南海電気鉄道でも、「ラピート」用の50000系によるツアーを設定。11月には普段入線しない和歌山市駅発着で運転されたほか、12月には高野線の橋本駅へ初入線しました。

関西国際空港アクセス列車の「ラピート」。12月には高野線橋本駅へ初入線しました
関西国際空港アクセス列車の「ラピート」。12月には高野線橋本駅へ初入線しました

これらのように、感染者数の減少が見られた夏以降には、臨時列車は再び運転されるようになりました。しかし、11月ごろから情勢が悪化し、12月には第一波を超す感染者数を記録したことで、ふたたび臨時列車は削減傾向に。大晦日から2021年の元旦にかけて運転する予定だった終夜臨時列車は、各社とも運転を見合わせ。元旦に運転される予定だった初日の出鑑賞用の臨時列車も、多くが運休となっています。

国の要請で揺れる鉄道

12月現在、国外からの入国者については、空港から家やホテルまでの移動に公共交通機関を使用することは、原則認められていません。しかしながら、国や自治体が全入国者の動向を逐一監視しているわけではないので、空港アクセス路線などを利用してしまう入国者がいることが問題視されていました。

そこで国土交通省では、入国者専用の車両を設定できないか、京成電鉄と協議。これを受けた京成電鉄は、12月28日より、「スカイライナー」の入国者専用車両に乗車できるサービス「KEISEI SMART ACCESS」を提供しています。

このサービスは、「スカイライナー」上り列車15本を対象に実施。8号車を入国者専用車両とし、7号車は空車とすることで、他の利用者との接触を避けます。京成上野駅到着後は、自家用車での出迎えを受ける必要がありますが、目的地までハイヤーを利用できるプランも設定しています。

入国者専用車両を設ける「スカイライナー」
入国者専用車両を設ける「スカイライナー」

このように国の要請で始まるサービスがある一方で、要請を受けて取り止めざるをえなくなったサービスも。その一つが、年末年始の終夜臨時列車です。

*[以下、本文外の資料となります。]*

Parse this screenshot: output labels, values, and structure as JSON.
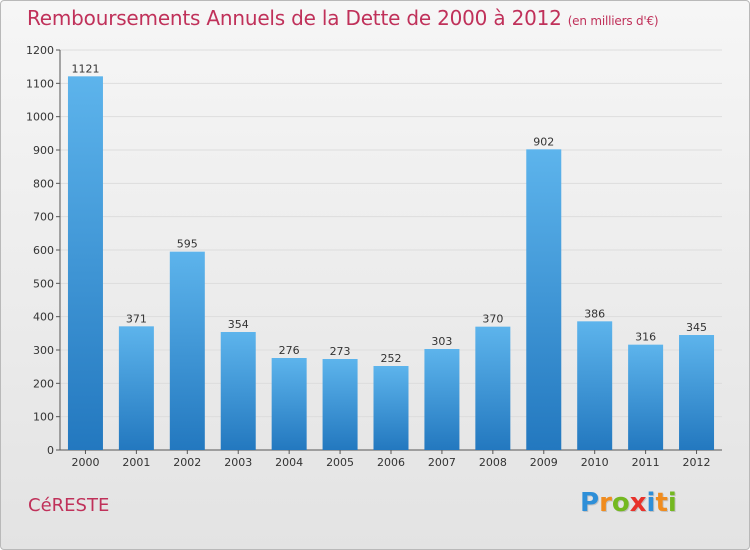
{
  "title": "Remboursements Annuels de la Dette de 2000 à 2012",
  "subtitle": "(en milliers d'€)",
  "commune": "CéRESTE",
  "logo": {
    "letters": [
      {
        "ch": "P",
        "color": "#2e8fd8"
      },
      {
        "ch": "r",
        "color": "#f08c1e"
      },
      {
        "ch": "o",
        "color": "#74b821"
      },
      {
        "ch": "x",
        "color": "#e8322b"
      },
      {
        "ch": "i",
        "color": "#2e8fd8"
      },
      {
        "ch": "t",
        "color": "#f08c1e"
      },
      {
        "ch": "i",
        "color": "#74b821"
      }
    ]
  },
  "colors": {
    "bar_light": "#5db4ec",
    "bar_dark": "#2378bf",
    "accent": "#c0315a"
  },
  "chart_data": {
    "type": "bar",
    "categories": [
      "2000",
      "2001",
      "2002",
      "2003",
      "2004",
      "2005",
      "2006",
      "2007",
      "2008",
      "2009",
      "2010",
      "2011",
      "2012"
    ],
    "values": [
      1121,
      371,
      595,
      354,
      276,
      273,
      252,
      303,
      370,
      902,
      386,
      316,
      345
    ],
    "ylim": [
      0,
      1200
    ],
    "yticks": [
      0,
      100,
      200,
      300,
      400,
      500,
      600,
      700,
      800,
      900,
      1000,
      1100,
      1200
    ],
    "grid": true
  }
}
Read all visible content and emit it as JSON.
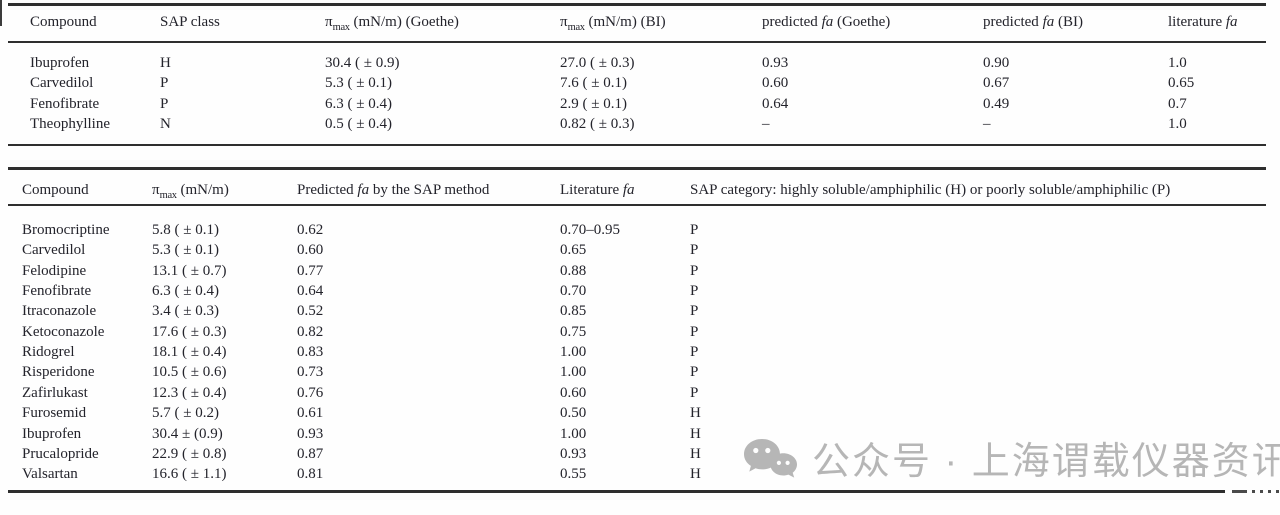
{
  "colors": {
    "text": "#23232b",
    "rule": "#2e2e2e",
    "watermark": "#b6b6b6"
  },
  "table1": {
    "headers": [
      {
        "parts": [
          {
            "t": "Compound"
          }
        ]
      },
      {
        "parts": [
          {
            "t": "SAP class"
          }
        ]
      },
      {
        "parts": [
          {
            "t": "π"
          },
          {
            "t": "max",
            "sub": true
          },
          {
            "t": " (mN/m) (Goethe)"
          }
        ]
      },
      {
        "parts": [
          {
            "t": "π"
          },
          {
            "t": "max",
            "sub": true
          },
          {
            "t": " (mN/m) (BI)"
          }
        ]
      },
      {
        "parts": [
          {
            "t": "predicted "
          },
          {
            "t": "fa",
            "italic": true
          },
          {
            "t": " (Goethe)"
          }
        ]
      },
      {
        "parts": [
          {
            "t": "predicted "
          },
          {
            "t": "fa",
            "italic": true
          },
          {
            "t": " (BI)"
          }
        ]
      },
      {
        "parts": [
          {
            "t": "literature "
          },
          {
            "t": "fa",
            "italic": true
          }
        ]
      }
    ],
    "rows": [
      [
        "Ibuprofen",
        "H",
        "30.4 ( ± 0.9)",
        "27.0 ( ± 0.3)",
        "0.93",
        "0.90",
        "1.0"
      ],
      [
        "Carvedilol",
        "P",
        "5.3 ( ± 0.1)",
        "7.6 ( ± 0.1)",
        "0.60",
        "0.67",
        "0.65"
      ],
      [
        "Fenofibrate",
        "P",
        "6.3 ( ± 0.4)",
        "2.9 ( ± 0.1)",
        "0.64",
        "0.49",
        "0.7"
      ],
      [
        "Theophylline",
        "N",
        "0.5 ( ± 0.4)",
        "0.82 ( ± 0.3)",
        "–",
        "–",
        "1.0"
      ]
    ]
  },
  "table2": {
    "headers": [
      {
        "parts": [
          {
            "t": "Compound"
          }
        ]
      },
      {
        "parts": [
          {
            "t": "π"
          },
          {
            "t": "max",
            "sub": true
          },
          {
            "t": " (mN/m)"
          }
        ]
      },
      {
        "parts": [
          {
            "t": "Predicted "
          },
          {
            "t": "fa",
            "italic": true
          },
          {
            "t": " by the SAP method"
          }
        ]
      },
      {
        "parts": [
          {
            "t": "Literature "
          },
          {
            "t": "fa",
            "italic": true
          }
        ]
      },
      {
        "parts": [
          {
            "t": "SAP category: highly soluble/amphiphilic (H) or poorly soluble/amphiphilic (P)"
          }
        ]
      }
    ],
    "rows": [
      [
        "Bromocriptine",
        "5.8 ( ± 0.1)",
        "0.62",
        "0.70–0.95",
        "P"
      ],
      [
        "Carvedilol",
        "5.3 ( ± 0.1)",
        "0.60",
        "0.65",
        "P"
      ],
      [
        "Felodipine",
        "13.1 ( ± 0.7)",
        "0.77",
        "0.88",
        "P"
      ],
      [
        "Fenofibrate",
        "6.3 ( ± 0.4)",
        "0.64",
        "0.70",
        "P"
      ],
      [
        "Itraconazole",
        "3.4 ( ± 0.3)",
        "0.52",
        "0.85",
        "P"
      ],
      [
        "Ketoconazole",
        "17.6 ( ± 0.3)",
        "0.82",
        "0.75",
        "P"
      ],
      [
        "Ridogrel",
        "18.1 ( ± 0.4)",
        "0.83",
        "1.00",
        "P"
      ],
      [
        "Risperidone",
        "10.5 ( ± 0.6)",
        "0.73",
        "1.00",
        "P"
      ],
      [
        "Zafirlukast",
        "12.3 ( ± 0.4)",
        "0.76",
        "0.60",
        "P"
      ],
      [
        "Furosemid",
        "5.7 ( ± 0.2)",
        "0.61",
        "0.50",
        "H"
      ],
      [
        "Ibuprofen",
        "30.4 ± (0.9)",
        "0.93",
        "1.00",
        "H"
      ],
      [
        "Prucalopride",
        "22.9 ( ± 0.8)",
        "0.87",
        "0.93",
        "H"
      ],
      [
        "Valsartan",
        "16.6 ( ± 1.1)",
        "0.81",
        "0.55",
        "H"
      ]
    ]
  },
  "watermark": {
    "icon": "wechat-icon",
    "text": "公众号 · 上海谓载仪器资讯"
  }
}
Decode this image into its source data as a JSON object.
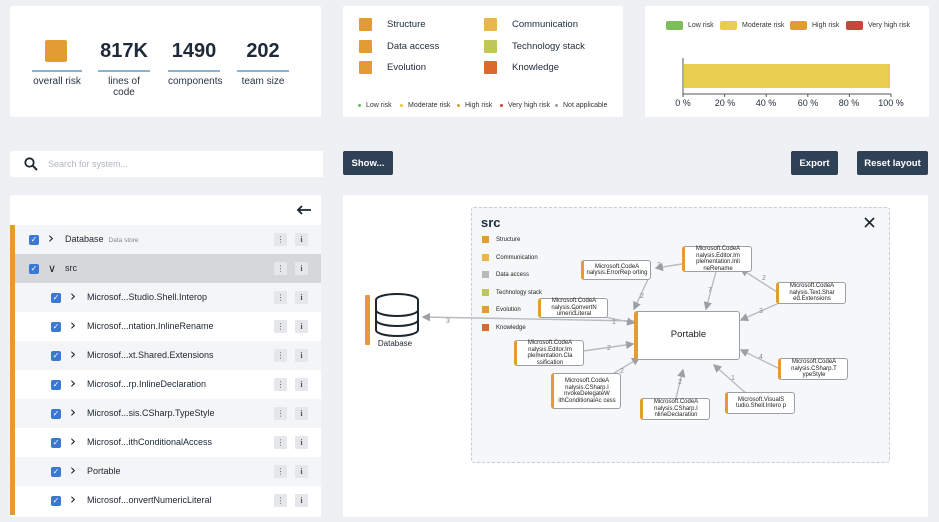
{
  "stats": [
    {
      "value": "",
      "label": "overall risk"
    },
    {
      "value": "817K",
      "label": "lines of code"
    },
    {
      "value": "1490",
      "label": "components"
    },
    {
      "value": "202",
      "label": "team size"
    }
  ],
  "legend": {
    "categories": [
      {
        "label": "Structure",
        "color": "#e19c34"
      },
      {
        "label": "Communication",
        "color": "#eab54a"
      },
      {
        "label": "Data access",
        "color": "#e19c34"
      },
      {
        "label": "Technology stack",
        "color": "#bfc75a"
      },
      {
        "label": "Evolution",
        "color": "#e19c34"
      },
      {
        "label": "Knowledge",
        "color": "#d9692e"
      }
    ],
    "risk_levels": [
      {
        "label": "Low risk",
        "color": "#72b55a"
      },
      {
        "label": "Moderate risk",
        "color": "#e6c84a"
      },
      {
        "label": "High risk",
        "color": "#e19c34"
      },
      {
        "label": "Very high risk",
        "color": "#c9463d"
      },
      {
        "label": "Not applicable",
        "color": "#9aa0a6"
      }
    ]
  },
  "riskbar": {
    "legend": [
      {
        "label": "Low risk",
        "color": "#7cbf5a"
      },
      {
        "label": "Moderate risk",
        "color": "#e9cd4f"
      },
      {
        "label": "High risk",
        "color": "#e19c34"
      },
      {
        "label": "Very high risk",
        "color": "#c9463d"
      }
    ],
    "ticks": [
      "0 %",
      "20 %",
      "40 %",
      "60 %",
      "80 %",
      "100 %"
    ],
    "moderate_fraction": 1.0
  },
  "search": {
    "placeholder": "Search for system..."
  },
  "buttons": {
    "show": "Show...",
    "export": "Export",
    "reset": "Reset layout"
  },
  "tree": {
    "rows": [
      {
        "name": "Database",
        "sub": "Data store",
        "level": 0,
        "expanded": false,
        "selected": false
      },
      {
        "name": "src",
        "sub": "",
        "level": 0,
        "expanded": true,
        "selected": true
      },
      {
        "name": "Microsof...Studio.Shell.Interop",
        "sub": "",
        "level": 1,
        "expanded": false,
        "selected": false
      },
      {
        "name": "Microsof...ntation.InlineRename",
        "sub": "",
        "level": 1,
        "expanded": false,
        "selected": false
      },
      {
        "name": "Microsof...xt.Shared.Extensions",
        "sub": "",
        "level": 1,
        "expanded": false,
        "selected": false
      },
      {
        "name": "Microsof...rp.InlineDeclaration",
        "sub": "",
        "level": 1,
        "expanded": false,
        "selected": false
      },
      {
        "name": "Microsof...sis.CSharp.TypeStyle",
        "sub": "",
        "level": 1,
        "expanded": false,
        "selected": false
      },
      {
        "name": "Microsof...ithConditionalAccess",
        "sub": "",
        "level": 1,
        "expanded": false,
        "selected": false
      },
      {
        "name": "Portable",
        "sub": "",
        "level": 1,
        "expanded": false,
        "selected": false
      },
      {
        "name": "Microsof...onvertNumericLiteral",
        "sub": "",
        "level": 1,
        "expanded": false,
        "selected": false
      }
    ]
  },
  "graph": {
    "title": "src",
    "legend": [
      {
        "label": "Structure",
        "color": "#e19c34"
      },
      {
        "label": "Communication",
        "color": "#eab54a"
      },
      {
        "label": "Data access",
        "color": "#b9b9b9"
      },
      {
        "label": "Technology stack",
        "color": "#bfc75a"
      },
      {
        "label": "Evolution",
        "color": "#e19c34"
      },
      {
        "label": "Knowledge",
        "color": "#d9692e"
      }
    ],
    "database_label": "Database",
    "center": "Portable",
    "nodes": [
      "Microsoft.CodeA nalysis.ErrorRep orting",
      "Microsoft.CodeA nalysis.Editor.Im plementation.Inli neRename",
      "Microsoft.CodeA nalysis.Text.Shar ed.Extensions",
      "Microsoft.CodeA nalysis.ConvertN umericLiteral",
      "Microsoft.CodeA nalysis.Editor.Im plementation.Cla ssification",
      "Microsoft.CodeA nalysis.CSharp.T ypeStyle",
      "Microsoft.CodeA nalysis.CSharp.I nvokeDelegateW ithConditionalAc cess",
      "Microsoft.CodeA nalysis.CSharp.I nlineDeclaration",
      "Microsoft.VisualS tudio.Shell.Intero p"
    ],
    "edge_labels": [
      "3",
      "2",
      "3",
      "7",
      "2",
      "3",
      "1",
      "2",
      "2",
      "2",
      "4",
      "1",
      "2"
    ]
  },
  "icons": {
    "search": "search-icon",
    "collapse": "arrow-left-icon",
    "close": "close-icon",
    "database": "database-icon"
  }
}
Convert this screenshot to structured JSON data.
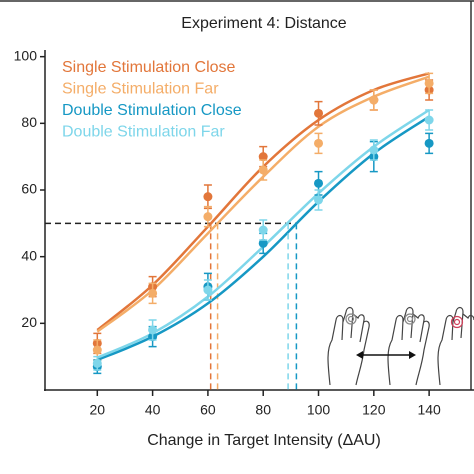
{
  "chart_data": {
    "type": "scatter",
    "title": "Experiment 4: Distance",
    "x_label": "Change in Target Intensity (ΔAU)",
    "x": [
      20,
      40,
      60,
      80,
      100,
      120,
      140
    ],
    "fit_x": [
      20,
      40,
      60,
      80,
      100,
      120,
      140
    ],
    "xlim": [
      0,
      155
    ],
    "ylim": [
      0,
      105
    ],
    "xticks": [
      20,
      40,
      60,
      80,
      100,
      120,
      140
    ],
    "yticks": [
      20,
      40,
      60,
      80,
      100
    ],
    "criterion": 50,
    "series": [
      {
        "name": "Single Stimulation Close",
        "color": "#e2763a",
        "values": [
          14,
          31,
          58,
          70,
          83,
          87,
          90
        ],
        "errors": [
          3,
          3,
          3.5,
          3,
          3.5,
          3,
          3
        ],
        "fit": [
          18,
          31.5,
          49,
          67,
          81,
          90,
          95
        ],
        "threshold": 61
      },
      {
        "name": "Single Stimulation Far",
        "color": "#f4ad68",
        "values": [
          12,
          29,
          52,
          66,
          74,
          87,
          92
        ],
        "errors": [
          3,
          3,
          3,
          3,
          3,
          3,
          3
        ],
        "fit": [
          17.5,
          30,
          47,
          64,
          79,
          88,
          94
        ],
        "threshold": 63.5
      },
      {
        "name": "Double Stimulation Close",
        "color": "#1698c4",
        "values": [
          7,
          16,
          31,
          44,
          62,
          70,
          74
        ],
        "errors": [
          2,
          3,
          4,
          3,
          3.5,
          4.5,
          3
        ],
        "fit": [
          9,
          16,
          26,
          40,
          56.5,
          71,
          82
        ],
        "threshold": 92
      },
      {
        "name": "Double Stimulation Far",
        "color": "#7ed6ea",
        "values": [
          8,
          18,
          30,
          48,
          57,
          72,
          81
        ],
        "errors": [
          2,
          3,
          3,
          3,
          3,
          3,
          3
        ],
        "fit": [
          9.7,
          17,
          28,
          43,
          59,
          73,
          84
        ],
        "threshold": 89
      }
    ]
  }
}
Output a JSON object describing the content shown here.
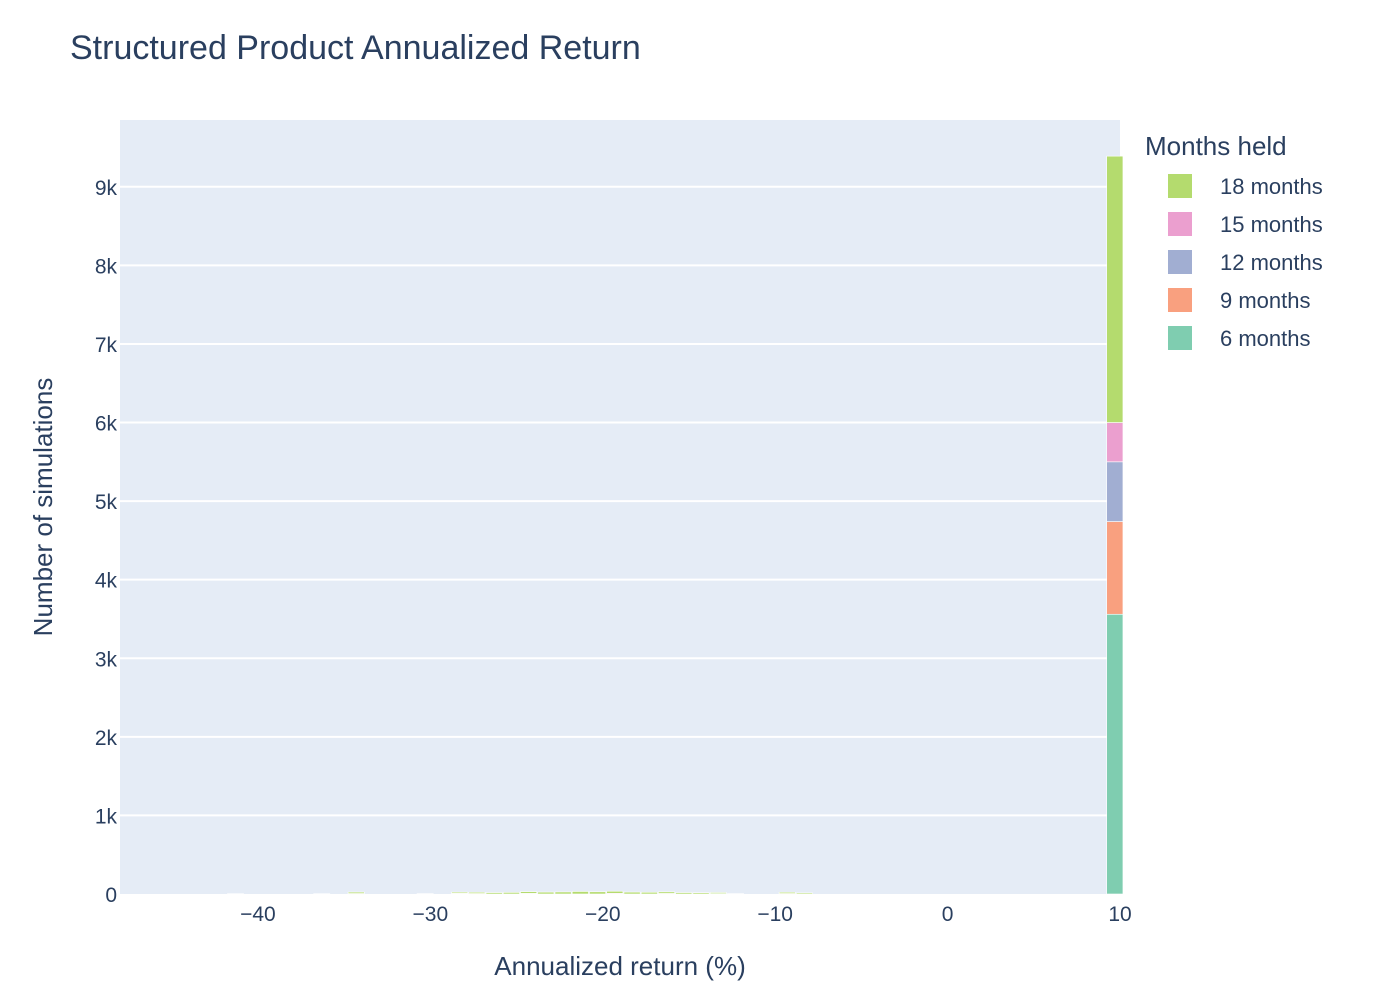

12月上旬には、初詣参拝客などの利用者が見込まれるJR線、関東の大手私鉄などで、終夜臨時列車の運転が発表されていました。しかしながら、12月の急速な新型コロナウイルス感染拡大を受け、東京都は終夜臨時列車の運転取り止めを要請。これを受けて、2020年から2021年にかけての終夜臨時列車は、すべて運転取り止めとなりました。

また、伊豆方面や房総方面、江ノ島方面など、初日の出鑑賞者に向けた臨時列車も、運転の取り止めが発表されています。